Although critics of the decision to underwrite the Ellume kit with substantial federal investment make some solid points about cost and complexity, from the standpoint of generating evidence on the effectiveness of home Covid-19 testing I believe that the Biden administration has made the right choice under the circumstances. By selecting a digital, internet-enabled option, public health experts will be able to take advantage of a greatly enhanced capability to assess the usefulness of home testing during the pandemic than are possible with cheaper options — options that potentially offer more privacy but provide far less opportunity for detailed assessment of the impact of home testing as a public health intervention.

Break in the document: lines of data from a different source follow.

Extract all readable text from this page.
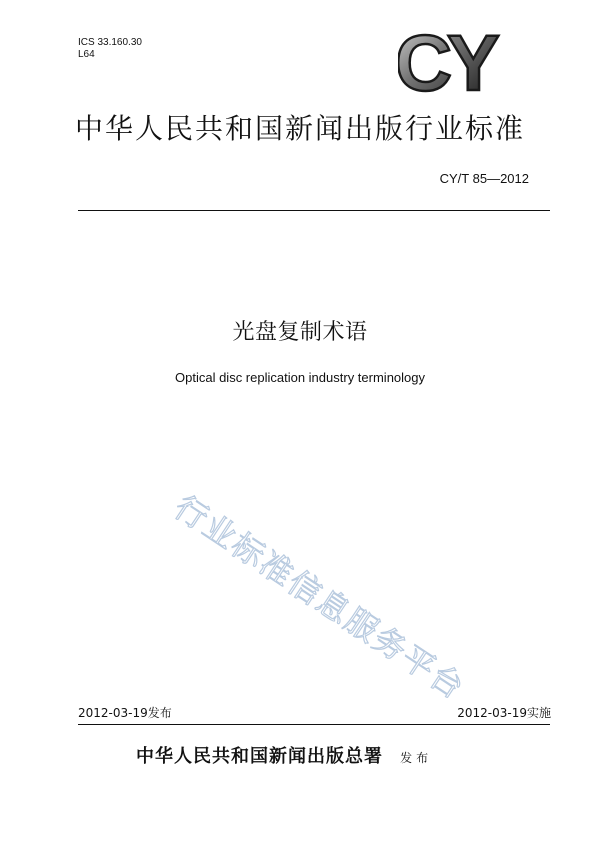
ICS 33.160.30
L64	CY
中华人民共和国新闻出版行业标准
CY/T 85—2012
光盘复制术语
Optical disc replication industry terminology
行业标准信息服务平台
2012-03-19发布	2012-03-19实施
中华人民共和国新闻出版总署 发布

Debate about the utility of home Covid-19 testing will persist until the number of knowns exceed the number of unknowns. By investing in a home testing platform that automates data collection and reporting, the Biden administration has given us a head start in understanding the uptake, utility, and eventually the public good of these emerging technologies.
Eric D. Perakslis is a researcher and the chief science and digital officer at the Duke Clinical Research Institute, a faculty member in population health sciences at Duke University School of Medicine, and a lecturer in biomedical informatics at Harvard Medical School.